Oui, je dessine beaucoup les humains, les personnages, et depuis longtemps. Dès que j’ai eu la possibilité de les animer, avec ma méthode, ça m’a amené à ce genre d’idées de mouvement. Je ne travaille pas en  » pose-to-pose « , méthode dans laquelle tu as le dessin de début et celui de fin pour imaginer les étapes intermédiaires. Un peu comme pour la narration, je préfère me laisser la liberté d’aller où je veux de façon assez spontanée, selon la technique de  » straight ahead « . Je pense que mon expérience précoce des flip books, que m’offrait mon frère, n’y est pas pour rien… Je dessinais des bonhommes bâtons pour faire mes histoires et là, tu ne peux pas faire d’intervalles, t’es obligé d’avancer dessin par dessin. Cette méthode du straight a quelque chose de plus vibrant, plus aléatoire dans les proportions, et c’est sans doute ça qui donne cet aspect à mon travail. Et si je vais trop loin dans le straight, là je mets de la 3D derrière pour apporter un cadre un peu plus rigide. J’aime bien ce côté vibrant. Pendant longtemps, je faisais semblant que ça avait été scanné sur des vraies feuilles alors que j’avais tout fait en numérique. J’aime bien cette sensation de réel. Je mettais aussi beaucoup de vrais poils, de vrais cheveux sur mes dessins. Cette sensation, c’est quelque chose qu’on retrouve parfois avec la riso aussi. Il y a quelques artistes d’ailleurs qui impriment leurs dessins en riso pour les animer ensuite. Concernant le propos de mes dessins, le fait que la violence soit assez présente, je dirais que c’est en partie lié à ma culture manga. J’ai grandi avec l’idée qu’un combat c’est cool, se taper sur la gueule c’est stylé, parce que tout le monde adorait Dragon Ball  Z… J’essaie à présent de faire moins de combats ; d’évoluer vers de l’acting, de privilégier les expressions des personnages, de me concentrer sur les visages… Mais je conserve ma passion de la déformation, donc pas mal de grimaces, etc.

Quelques mots sur la couverture ?

Je voulais laisser des ouvertures dans l’interprétation de l’image… Qu’on puisse choper un détail et s’imaginer sa propre histoire, en laissant toute l’ambiguïté possible autour des personnages  » monstres « .

Quelques monstres sacrés pour toi dans l’univers de l’illustration, de l’animation ?

Pour les monstres en image fixe, je dirais sans doute Martin Parr, Henry Darger, Félix Vallotton, et pour des artistes plus récents : George WylesolMelek ZertalManshen Lo et Samuel Bas, entre autres. En ce qui concerne l’animation, pas très original mais je dirais Hayao Miyazaki, la réalisation de Satoshi Kon, la narration et l’humour de Joseph Bennett et le style de Masaaki Yuasa.

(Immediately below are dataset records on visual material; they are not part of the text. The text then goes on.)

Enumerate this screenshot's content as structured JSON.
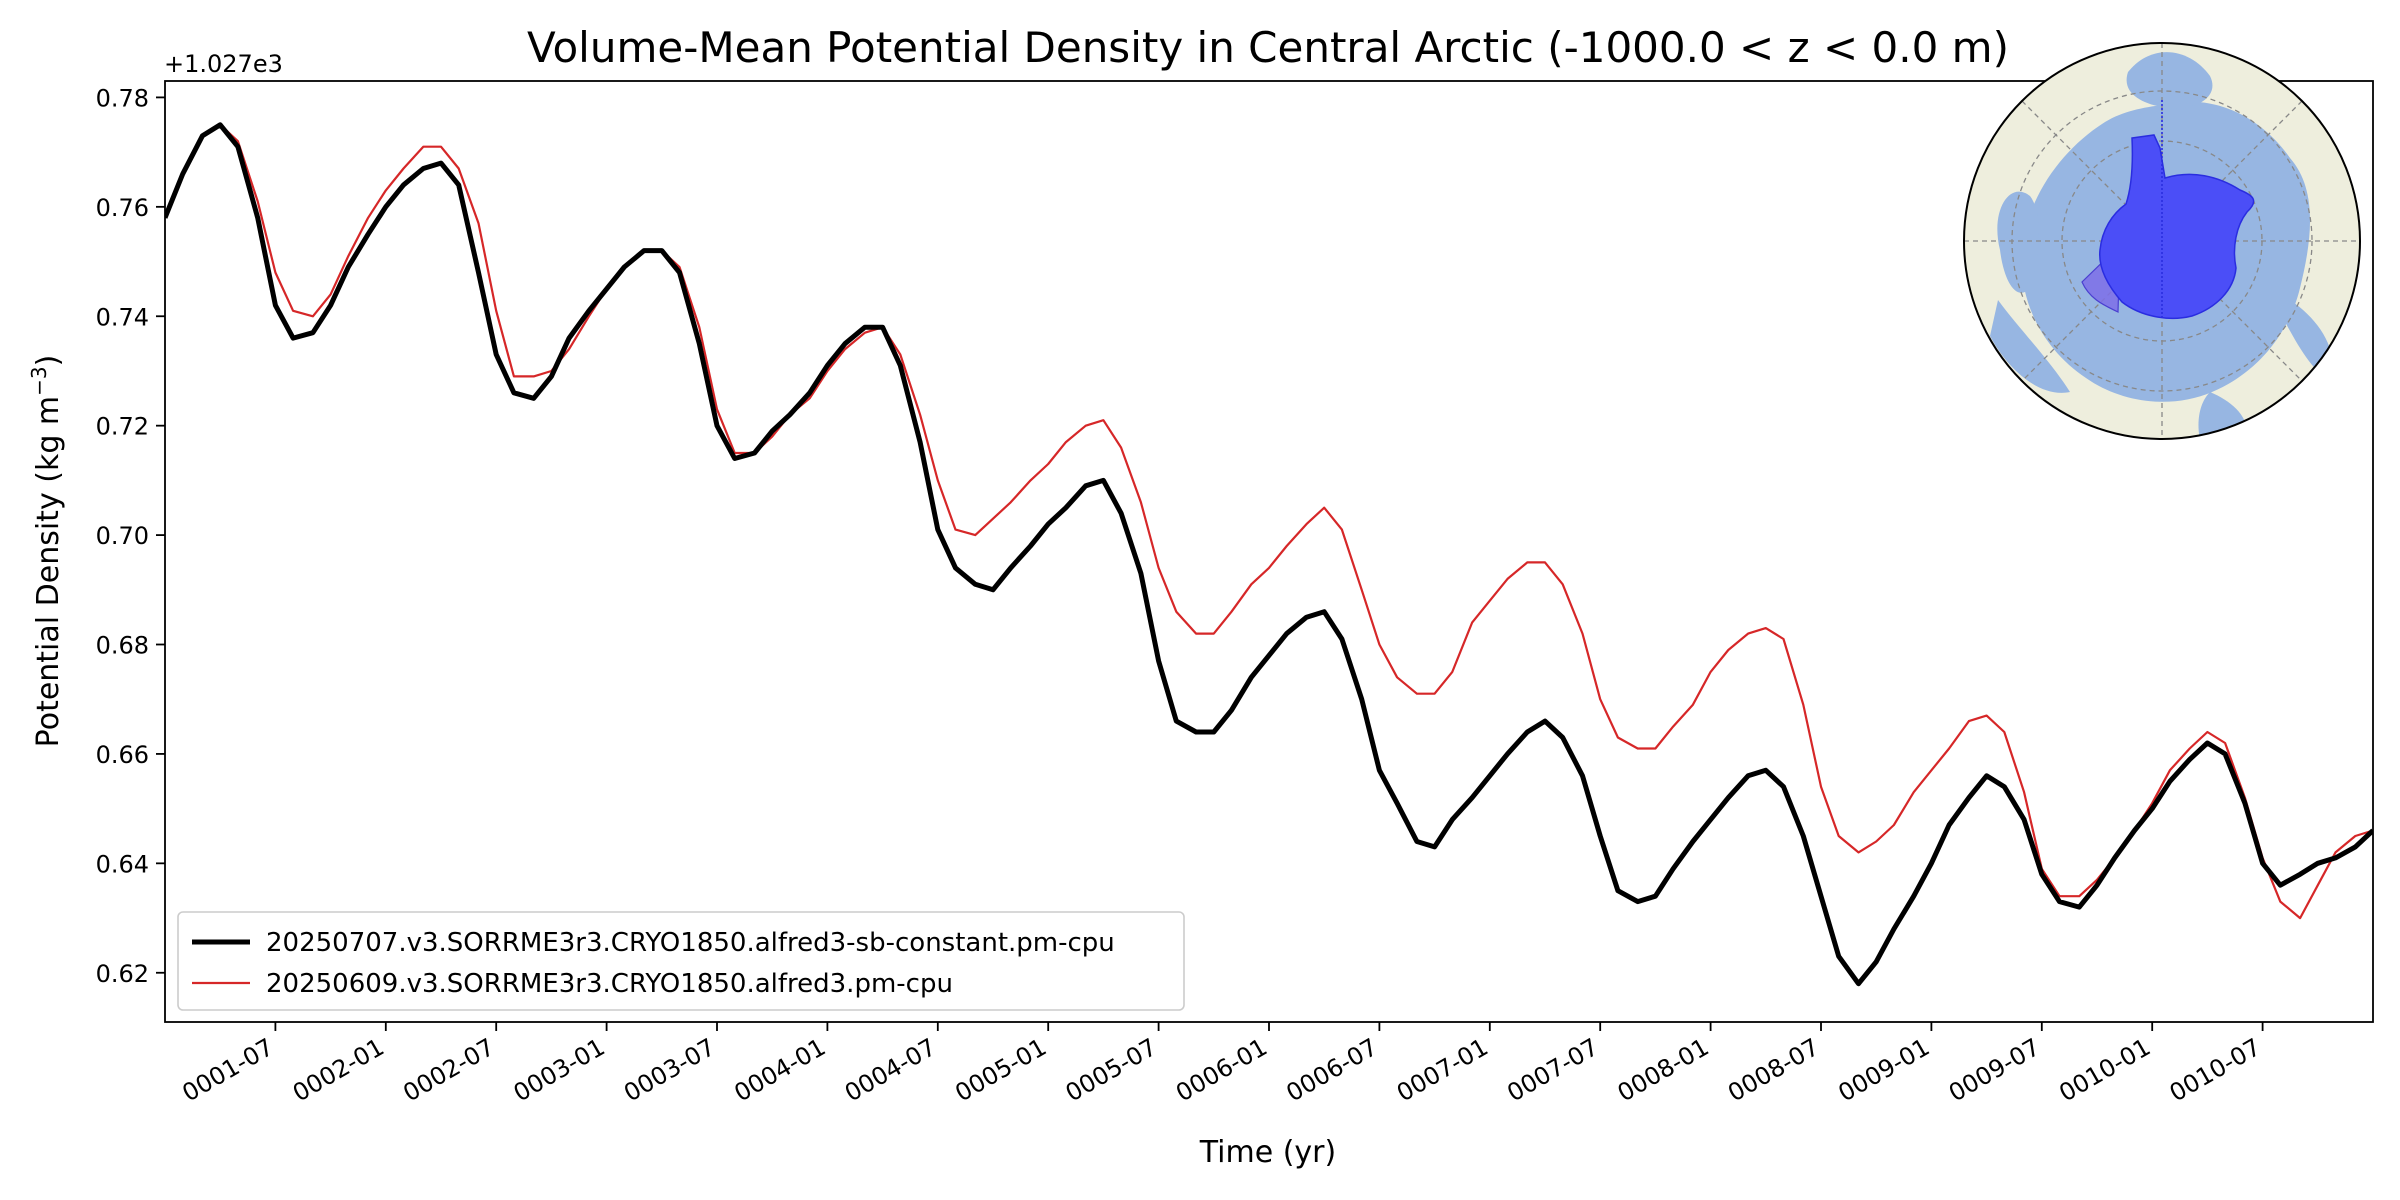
{
  "chart_data": {
    "type": "line",
    "title": "Volume-Mean Potential Density in Central Arctic (-1000.0 < z < 0.0 m)",
    "xlabel": "Time (yr)",
    "ylabel_main": "Potential Density (kg m",
    "ylabel_exp": "−3",
    "ylabel_close": ")",
    "y_offset_label": "+1.027e3",
    "ylim": [
      0.611,
      0.783
    ],
    "xlim": [
      1.0,
      11.0
    ],
    "yticks": [
      "0.62",
      "0.64",
      "0.66",
      "0.68",
      "0.70",
      "0.72",
      "0.74",
      "0.76",
      "0.78"
    ],
    "xticks": [
      "0001-07",
      "0002-01",
      "0002-07",
      "0003-01",
      "0003-07",
      "0004-01",
      "0004-07",
      "0005-01",
      "0005-07",
      "0006-01",
      "0006-07",
      "0007-01",
      "0007-07",
      "0008-01",
      "0008-07",
      "0009-01",
      "0009-07",
      "0010-01",
      "0010-07"
    ],
    "grid": false,
    "legend_position": "lower-left",
    "series": [
      {
        "name": "20250707.v3.SORRME3r3.CRYO1850.alfred3-sb-constant.pm-cpu",
        "color": "#000000",
        "width": "thick",
        "points": [
          [
            1.0,
            0.758
          ],
          [
            1.08,
            0.766
          ],
          [
            1.17,
            0.773
          ],
          [
            1.25,
            0.775
          ],
          [
            1.33,
            0.771
          ],
          [
            1.42,
            0.758
          ],
          [
            1.5,
            0.742
          ],
          [
            1.58,
            0.736
          ],
          [
            1.67,
            0.737
          ],
          [
            1.75,
            0.742
          ],
          [
            1.83,
            0.749
          ],
          [
            1.92,
            0.755
          ],
          [
            2.0,
            0.76
          ],
          [
            2.08,
            0.764
          ],
          [
            2.17,
            0.767
          ],
          [
            2.25,
            0.768
          ],
          [
            2.33,
            0.764
          ],
          [
            2.42,
            0.748
          ],
          [
            2.5,
            0.733
          ],
          [
            2.58,
            0.726
          ],
          [
            2.67,
            0.725
          ],
          [
            2.75,
            0.729
          ],
          [
            2.83,
            0.736
          ],
          [
            2.92,
            0.741
          ],
          [
            3.0,
            0.745
          ],
          [
            3.08,
            0.749
          ],
          [
            3.17,
            0.752
          ],
          [
            3.25,
            0.752
          ],
          [
            3.33,
            0.748
          ],
          [
            3.42,
            0.735
          ],
          [
            3.5,
            0.72
          ],
          [
            3.58,
            0.714
          ],
          [
            3.67,
            0.715
          ],
          [
            3.75,
            0.719
          ],
          [
            3.83,
            0.722
          ],
          [
            3.92,
            0.726
          ],
          [
            4.0,
            0.731
          ],
          [
            4.08,
            0.735
          ],
          [
            4.17,
            0.738
          ],
          [
            4.25,
            0.738
          ],
          [
            4.33,
            0.731
          ],
          [
            4.42,
            0.717
          ],
          [
            4.5,
            0.701
          ],
          [
            4.58,
            0.694
          ],
          [
            4.67,
            0.691
          ],
          [
            4.75,
            0.69
          ],
          [
            4.83,
            0.694
          ],
          [
            4.92,
            0.698
          ],
          [
            5.0,
            0.702
          ],
          [
            5.08,
            0.705
          ],
          [
            5.17,
            0.709
          ],
          [
            5.25,
            0.71
          ],
          [
            5.33,
            0.704
          ],
          [
            5.42,
            0.693
          ],
          [
            5.5,
            0.677
          ],
          [
            5.58,
            0.666
          ],
          [
            5.67,
            0.664
          ],
          [
            5.75,
            0.664
          ],
          [
            5.83,
            0.668
          ],
          [
            5.92,
            0.674
          ],
          [
            6.0,
            0.678
          ],
          [
            6.08,
            0.682
          ],
          [
            6.17,
            0.685
          ],
          [
            6.25,
            0.686
          ],
          [
            6.33,
            0.681
          ],
          [
            6.42,
            0.67
          ],
          [
            6.5,
            0.657
          ],
          [
            6.58,
            0.651
          ],
          [
            6.67,
            0.644
          ],
          [
            6.75,
            0.643
          ],
          [
            6.83,
            0.648
          ],
          [
            6.92,
            0.652
          ],
          [
            7.0,
            0.656
          ],
          [
            7.08,
            0.66
          ],
          [
            7.17,
            0.664
          ],
          [
            7.25,
            0.666
          ],
          [
            7.33,
            0.663
          ],
          [
            7.42,
            0.656
          ],
          [
            7.5,
            0.645
          ],
          [
            7.58,
            0.635
          ],
          [
            7.67,
            0.633
          ],
          [
            7.75,
            0.634
          ],
          [
            7.83,
            0.639
          ],
          [
            7.92,
            0.644
          ],
          [
            8.0,
            0.648
          ],
          [
            8.08,
            0.652
          ],
          [
            8.17,
            0.656
          ],
          [
            8.25,
            0.657
          ],
          [
            8.33,
            0.654
          ],
          [
            8.42,
            0.645
          ],
          [
            8.5,
            0.634
          ],
          [
            8.58,
            0.623
          ],
          [
            8.67,
            0.618
          ],
          [
            8.75,
            0.622
          ],
          [
            8.83,
            0.628
          ],
          [
            8.92,
            0.634
          ],
          [
            9.0,
            0.64
          ],
          [
            9.08,
            0.647
          ],
          [
            9.17,
            0.652
          ],
          [
            9.25,
            0.656
          ],
          [
            9.33,
            0.654
          ],
          [
            9.42,
            0.648
          ],
          [
            9.5,
            0.638
          ],
          [
            9.58,
            0.633
          ],
          [
            9.67,
            0.632
          ],
          [
            9.75,
            0.636
          ],
          [
            9.83,
            0.641
          ],
          [
            9.92,
            0.646
          ],
          [
            10.0,
            0.65
          ],
          [
            10.08,
            0.655
          ],
          [
            10.17,
            0.659
          ],
          [
            10.25,
            0.662
          ],
          [
            10.33,
            0.66
          ],
          [
            10.42,
            0.651
          ],
          [
            10.5,
            0.64
          ],
          [
            10.58,
            0.636
          ],
          [
            10.67,
            0.638
          ],
          [
            10.75,
            0.64
          ],
          [
            10.83,
            0.641
          ],
          [
            10.92,
            0.643
          ],
          [
            11.0,
            0.646
          ]
        ]
      },
      {
        "name": "20250609.v3.SORRME3r3.CRYO1850.alfred3.pm-cpu",
        "color": "#d62728",
        "width": "thin",
        "points": [
          [
            1.0,
            0.758
          ],
          [
            1.08,
            0.766
          ],
          [
            1.17,
            0.773
          ],
          [
            1.25,
            0.775
          ],
          [
            1.33,
            0.772
          ],
          [
            1.42,
            0.761
          ],
          [
            1.5,
            0.748
          ],
          [
            1.58,
            0.741
          ],
          [
            1.67,
            0.74
          ],
          [
            1.75,
            0.744
          ],
          [
            1.83,
            0.751
          ],
          [
            1.92,
            0.758
          ],
          [
            2.0,
            0.763
          ],
          [
            2.08,
            0.767
          ],
          [
            2.17,
            0.771
          ],
          [
            2.25,
            0.771
          ],
          [
            2.33,
            0.767
          ],
          [
            2.42,
            0.757
          ],
          [
            2.5,
            0.741
          ],
          [
            2.58,
            0.729
          ],
          [
            2.67,
            0.729
          ],
          [
            2.75,
            0.73
          ],
          [
            2.83,
            0.734
          ],
          [
            2.92,
            0.74
          ],
          [
            3.0,
            0.745
          ],
          [
            3.08,
            0.749
          ],
          [
            3.17,
            0.752
          ],
          [
            3.25,
            0.752
          ],
          [
            3.33,
            0.749
          ],
          [
            3.42,
            0.738
          ],
          [
            3.5,
            0.723
          ],
          [
            3.58,
            0.715
          ],
          [
            3.67,
            0.715
          ],
          [
            3.75,
            0.718
          ],
          [
            3.83,
            0.722
          ],
          [
            3.92,
            0.725
          ],
          [
            4.0,
            0.73
          ],
          [
            4.08,
            0.734
          ],
          [
            4.17,
            0.737
          ],
          [
            4.25,
            0.738
          ],
          [
            4.33,
            0.733
          ],
          [
            4.42,
            0.722
          ],
          [
            4.5,
            0.71
          ],
          [
            4.58,
            0.701
          ],
          [
            4.67,
            0.7
          ],
          [
            4.75,
            0.703
          ],
          [
            4.83,
            0.706
          ],
          [
            4.92,
            0.71
          ],
          [
            5.0,
            0.713
          ],
          [
            5.08,
            0.717
          ],
          [
            5.17,
            0.72
          ],
          [
            5.25,
            0.721
          ],
          [
            5.33,
            0.716
          ],
          [
            5.42,
            0.706
          ],
          [
            5.5,
            0.694
          ],
          [
            5.58,
            0.686
          ],
          [
            5.67,
            0.682
          ],
          [
            5.75,
            0.682
          ],
          [
            5.83,
            0.686
          ],
          [
            5.92,
            0.691
          ],
          [
            6.0,
            0.694
          ],
          [
            6.08,
            0.698
          ],
          [
            6.17,
            0.702
          ],
          [
            6.25,
            0.705
          ],
          [
            6.33,
            0.701
          ],
          [
            6.42,
            0.69
          ],
          [
            6.5,
            0.68
          ],
          [
            6.58,
            0.674
          ],
          [
            6.67,
            0.671
          ],
          [
            6.75,
            0.671
          ],
          [
            6.83,
            0.675
          ],
          [
            6.92,
            0.684
          ],
          [
            7.0,
            0.688
          ],
          [
            7.08,
            0.692
          ],
          [
            7.17,
            0.695
          ],
          [
            7.25,
            0.695
          ],
          [
            7.33,
            0.691
          ],
          [
            7.42,
            0.682
          ],
          [
            7.5,
            0.67
          ],
          [
            7.58,
            0.663
          ],
          [
            7.67,
            0.661
          ],
          [
            7.75,
            0.661
          ],
          [
            7.83,
            0.665
          ],
          [
            7.92,
            0.669
          ],
          [
            8.0,
            0.675
          ],
          [
            8.08,
            0.679
          ],
          [
            8.17,
            0.682
          ],
          [
            8.25,
            0.683
          ],
          [
            8.33,
            0.681
          ],
          [
            8.42,
            0.669
          ],
          [
            8.5,
            0.654
          ],
          [
            8.58,
            0.645
          ],
          [
            8.67,
            0.642
          ],
          [
            8.75,
            0.644
          ],
          [
            8.83,
            0.647
          ],
          [
            8.92,
            0.653
          ],
          [
            9.0,
            0.657
          ],
          [
            9.08,
            0.661
          ],
          [
            9.17,
            0.666
          ],
          [
            9.25,
            0.667
          ],
          [
            9.33,
            0.664
          ],
          [
            9.42,
            0.653
          ],
          [
            9.5,
            0.639
          ],
          [
            9.58,
            0.634
          ],
          [
            9.67,
            0.634
          ],
          [
            9.75,
            0.637
          ],
          [
            9.83,
            0.641
          ],
          [
            9.92,
            0.646
          ],
          [
            10.0,
            0.651
          ],
          [
            10.08,
            0.657
          ],
          [
            10.17,
            0.661
          ],
          [
            10.25,
            0.664
          ],
          [
            10.33,
            0.662
          ],
          [
            10.42,
            0.652
          ],
          [
            10.5,
            0.641
          ],
          [
            10.58,
            0.633
          ],
          [
            10.67,
            0.63
          ],
          [
            10.75,
            0.636
          ],
          [
            10.83,
            0.642
          ],
          [
            10.92,
            0.645
          ],
          [
            11.0,
            0.646
          ]
        ]
      }
    ]
  }
}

Quelques monstres en particulier ?

King Kong, pour la silhouette très graphique du gorille tout en noir, et pour son histoire tragique mais touchante. L’insecte monstrueux de Kafka dans La Métamorphose, pour sa thématique sociale et l’absurde.

Et puis les créatures monstrueuses de Princesse Mononoké : le sanglier possédé, les singes aux yeux rouges, le dieu de la forêt, les loups géants. Ils sont tous terrifiants et magnifiques à la fois, que ce soit dans leur design ou leur rôle : ils incarnent à merveille le danger incontrôlable et imprévisible de la nature en même temps que sa beauté majestueuse.

Vomi
Winnie

Tes projets à venir ?

Mise à part mon petit film personnel chez Remembers, il y a un projet sur le travail de Junji Itō, auteur de Spirale, de Tomie et de plein de mangas d’horreur incroyables. XXX, la chaîne américaine, m’a contacté pour faire des courtes animations, des genres de trailers d’une série à venir de cinq épisodes sur le manga Spirale justement. Ils ont contacté cinq artistes, dont moi, pour faire une mini -animation de 15 à 20 secondes sur le thème du manga. J’avais carte blanche sur tout. C’était il y a déjà deux ans mais ce n’est pas encore sorti.